Le 7 février, jour de l’inauguration des Jeux olympiques d’hiver, boudée par de nombreux chefs d’État, sera un jour de gloire pour Vladimir Poutine. Par le seul fait du prince, les Jeux olympiques d’hiver se tiendront pour la première fois dans une région subtropicale. En parcourant le peu qui reste de l’ancienne et belle vallée sauvage de la rivière Mzimta, en scrutant les pentes déboisées de la station de Krasnaïa Poliana ou les vestiges de la zone humide près de la mer, où sont installés les bâtiments réservés aux sports en salle, il est facile de comprendre que rien n’a résisté à la volonté du tsar. Ni les cours d’eau, ni les paysages, ni les hiérarques du CIO, « convaincus » un par un et en tête-à-tête le 4 juillet 2007 au Guatemala, ni les écologistes, ni les habitants de la région de Sotchi. Pas plus que le coût de ces Jeux : Poutine avait assuré en 2007 que le budget ne dépasserait pas 12 milliards de dollars, il s’élève aujourd’hui à 50 milliards.

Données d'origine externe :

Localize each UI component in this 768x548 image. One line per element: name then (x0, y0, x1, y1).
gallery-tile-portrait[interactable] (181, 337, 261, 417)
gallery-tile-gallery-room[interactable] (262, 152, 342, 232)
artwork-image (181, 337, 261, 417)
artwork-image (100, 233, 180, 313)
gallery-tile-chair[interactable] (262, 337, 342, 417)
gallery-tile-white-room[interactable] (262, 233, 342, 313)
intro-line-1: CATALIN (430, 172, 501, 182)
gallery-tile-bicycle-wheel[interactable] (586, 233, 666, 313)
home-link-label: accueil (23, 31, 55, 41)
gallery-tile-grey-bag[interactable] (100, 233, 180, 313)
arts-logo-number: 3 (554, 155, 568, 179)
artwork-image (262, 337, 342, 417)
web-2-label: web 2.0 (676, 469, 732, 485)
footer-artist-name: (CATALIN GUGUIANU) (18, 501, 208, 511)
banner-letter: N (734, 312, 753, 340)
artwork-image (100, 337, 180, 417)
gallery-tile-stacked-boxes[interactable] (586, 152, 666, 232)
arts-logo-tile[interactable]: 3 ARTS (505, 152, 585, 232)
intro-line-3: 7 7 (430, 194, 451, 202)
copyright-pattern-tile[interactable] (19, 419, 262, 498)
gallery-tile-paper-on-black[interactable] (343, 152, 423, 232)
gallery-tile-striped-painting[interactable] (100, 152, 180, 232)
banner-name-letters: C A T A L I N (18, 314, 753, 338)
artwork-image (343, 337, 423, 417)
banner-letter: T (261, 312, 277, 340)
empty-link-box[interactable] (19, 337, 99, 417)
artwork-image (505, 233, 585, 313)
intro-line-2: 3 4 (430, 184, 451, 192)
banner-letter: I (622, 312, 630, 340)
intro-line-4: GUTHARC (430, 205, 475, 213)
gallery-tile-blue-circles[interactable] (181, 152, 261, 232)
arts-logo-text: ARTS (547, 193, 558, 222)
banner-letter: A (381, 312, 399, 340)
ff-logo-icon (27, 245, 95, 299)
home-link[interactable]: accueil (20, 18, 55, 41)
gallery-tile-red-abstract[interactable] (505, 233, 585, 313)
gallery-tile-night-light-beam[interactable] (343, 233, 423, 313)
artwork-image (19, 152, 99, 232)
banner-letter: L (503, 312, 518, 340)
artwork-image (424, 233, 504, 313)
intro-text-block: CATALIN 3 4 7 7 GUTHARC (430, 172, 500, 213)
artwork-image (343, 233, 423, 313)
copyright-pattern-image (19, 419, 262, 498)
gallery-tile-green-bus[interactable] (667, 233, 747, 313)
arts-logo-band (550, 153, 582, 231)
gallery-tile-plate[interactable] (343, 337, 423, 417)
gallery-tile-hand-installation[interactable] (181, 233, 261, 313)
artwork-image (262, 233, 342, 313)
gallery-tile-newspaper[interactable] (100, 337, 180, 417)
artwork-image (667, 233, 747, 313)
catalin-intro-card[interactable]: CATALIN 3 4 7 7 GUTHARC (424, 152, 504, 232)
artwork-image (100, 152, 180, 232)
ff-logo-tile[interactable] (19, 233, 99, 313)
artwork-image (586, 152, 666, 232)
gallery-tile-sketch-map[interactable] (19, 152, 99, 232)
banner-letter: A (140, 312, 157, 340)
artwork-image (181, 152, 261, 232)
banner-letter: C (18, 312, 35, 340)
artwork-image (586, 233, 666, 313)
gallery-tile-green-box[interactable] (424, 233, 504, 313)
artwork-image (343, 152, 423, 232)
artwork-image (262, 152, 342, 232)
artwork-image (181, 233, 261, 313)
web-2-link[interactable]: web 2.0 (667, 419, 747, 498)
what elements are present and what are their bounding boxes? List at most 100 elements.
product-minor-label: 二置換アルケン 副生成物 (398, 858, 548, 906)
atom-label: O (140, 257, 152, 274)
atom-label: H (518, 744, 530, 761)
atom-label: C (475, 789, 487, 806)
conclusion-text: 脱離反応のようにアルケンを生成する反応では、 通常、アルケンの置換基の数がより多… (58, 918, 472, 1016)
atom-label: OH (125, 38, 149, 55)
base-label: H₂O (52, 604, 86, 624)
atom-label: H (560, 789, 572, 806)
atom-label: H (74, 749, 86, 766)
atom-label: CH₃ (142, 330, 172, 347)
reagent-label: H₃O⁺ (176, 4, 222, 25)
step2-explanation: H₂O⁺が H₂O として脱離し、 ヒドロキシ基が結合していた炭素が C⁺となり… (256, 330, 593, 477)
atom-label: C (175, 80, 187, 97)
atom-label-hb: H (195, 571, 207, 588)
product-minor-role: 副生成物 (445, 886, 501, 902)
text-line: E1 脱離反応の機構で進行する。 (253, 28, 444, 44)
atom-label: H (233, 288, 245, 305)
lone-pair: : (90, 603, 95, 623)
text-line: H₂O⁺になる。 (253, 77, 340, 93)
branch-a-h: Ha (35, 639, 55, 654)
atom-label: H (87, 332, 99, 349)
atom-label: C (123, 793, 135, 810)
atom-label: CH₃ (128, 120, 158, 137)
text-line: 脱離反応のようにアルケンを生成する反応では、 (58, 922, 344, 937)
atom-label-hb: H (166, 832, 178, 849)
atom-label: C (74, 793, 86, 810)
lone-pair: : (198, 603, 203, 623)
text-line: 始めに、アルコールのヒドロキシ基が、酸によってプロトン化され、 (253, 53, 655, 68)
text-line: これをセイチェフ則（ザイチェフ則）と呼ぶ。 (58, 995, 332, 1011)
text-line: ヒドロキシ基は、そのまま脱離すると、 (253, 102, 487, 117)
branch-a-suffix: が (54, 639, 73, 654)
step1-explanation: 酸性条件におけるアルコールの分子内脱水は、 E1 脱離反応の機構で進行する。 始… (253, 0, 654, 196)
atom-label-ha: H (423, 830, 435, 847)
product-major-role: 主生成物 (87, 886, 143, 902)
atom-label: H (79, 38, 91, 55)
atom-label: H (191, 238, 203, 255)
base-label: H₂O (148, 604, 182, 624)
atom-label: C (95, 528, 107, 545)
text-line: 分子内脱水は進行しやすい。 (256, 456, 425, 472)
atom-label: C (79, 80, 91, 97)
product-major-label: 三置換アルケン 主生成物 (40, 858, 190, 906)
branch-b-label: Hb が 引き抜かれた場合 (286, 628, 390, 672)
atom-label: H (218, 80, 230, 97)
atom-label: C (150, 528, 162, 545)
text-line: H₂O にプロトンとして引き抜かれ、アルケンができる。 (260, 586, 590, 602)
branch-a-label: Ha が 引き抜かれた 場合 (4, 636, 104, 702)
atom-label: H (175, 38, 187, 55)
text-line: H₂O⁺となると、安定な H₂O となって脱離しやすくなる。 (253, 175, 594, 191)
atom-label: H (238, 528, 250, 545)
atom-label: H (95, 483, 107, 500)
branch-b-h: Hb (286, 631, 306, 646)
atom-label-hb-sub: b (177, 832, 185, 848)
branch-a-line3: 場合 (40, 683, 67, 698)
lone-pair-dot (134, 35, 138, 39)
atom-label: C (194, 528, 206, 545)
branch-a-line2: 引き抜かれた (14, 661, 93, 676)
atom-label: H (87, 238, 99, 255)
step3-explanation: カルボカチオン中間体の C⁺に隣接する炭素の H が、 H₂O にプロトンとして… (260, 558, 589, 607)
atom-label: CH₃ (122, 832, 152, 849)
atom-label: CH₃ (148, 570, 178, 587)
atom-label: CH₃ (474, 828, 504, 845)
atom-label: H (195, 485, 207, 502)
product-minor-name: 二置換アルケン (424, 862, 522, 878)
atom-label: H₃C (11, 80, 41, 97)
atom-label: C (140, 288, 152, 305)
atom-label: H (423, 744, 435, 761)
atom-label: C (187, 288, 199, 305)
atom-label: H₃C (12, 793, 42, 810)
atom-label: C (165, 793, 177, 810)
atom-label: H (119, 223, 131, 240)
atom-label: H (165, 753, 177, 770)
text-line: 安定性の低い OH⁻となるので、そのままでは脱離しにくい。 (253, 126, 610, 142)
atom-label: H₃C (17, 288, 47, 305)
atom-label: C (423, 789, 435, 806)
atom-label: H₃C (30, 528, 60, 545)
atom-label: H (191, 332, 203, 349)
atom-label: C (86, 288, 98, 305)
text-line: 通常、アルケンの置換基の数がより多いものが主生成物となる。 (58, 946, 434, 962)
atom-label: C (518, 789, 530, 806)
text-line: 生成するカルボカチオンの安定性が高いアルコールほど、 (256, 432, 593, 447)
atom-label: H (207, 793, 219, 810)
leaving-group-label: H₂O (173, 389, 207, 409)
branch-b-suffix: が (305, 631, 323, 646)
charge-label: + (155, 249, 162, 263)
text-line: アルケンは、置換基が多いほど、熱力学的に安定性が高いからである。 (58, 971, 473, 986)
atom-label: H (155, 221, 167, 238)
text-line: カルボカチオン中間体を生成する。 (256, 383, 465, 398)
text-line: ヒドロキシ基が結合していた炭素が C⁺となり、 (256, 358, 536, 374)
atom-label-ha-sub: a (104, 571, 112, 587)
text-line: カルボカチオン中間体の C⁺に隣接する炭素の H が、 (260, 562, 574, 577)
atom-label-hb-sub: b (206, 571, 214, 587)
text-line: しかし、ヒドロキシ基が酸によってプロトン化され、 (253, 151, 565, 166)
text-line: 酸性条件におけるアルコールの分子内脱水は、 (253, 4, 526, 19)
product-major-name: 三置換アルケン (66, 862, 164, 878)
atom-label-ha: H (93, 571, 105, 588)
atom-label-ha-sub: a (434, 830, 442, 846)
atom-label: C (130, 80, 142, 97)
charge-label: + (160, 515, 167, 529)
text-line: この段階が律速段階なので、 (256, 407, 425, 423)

Entre 30 000 et 40 000 policiers et militaires quadrillent la zone des Jeux. Depuis des semaines, aucun véhicule ne peut plus accéder à Sotchi par la route, et la frontière avec l’Abkhazie est fermée. Tant pis pour ceux qui n’avaient pas été prévenus, ils doivent abandonner voitures et camions aux barrages. Au risque de les retrouver dépouillés. Les forces de l’ordre quadrillent le territoire, procèdent à des arrestations préventives et fouillent les utilisateurs des transports. Parfois, pour « désorienter les terroristes », les autorités changent les horaires et les itinéraires des transports collectifs, sans prévenir les usagers.

Dernière invention sécuritaire : tous les slogans et inscriptions sur les banderoles devront être traduits en russe, la traduction devant être certifiée sur un document officiel.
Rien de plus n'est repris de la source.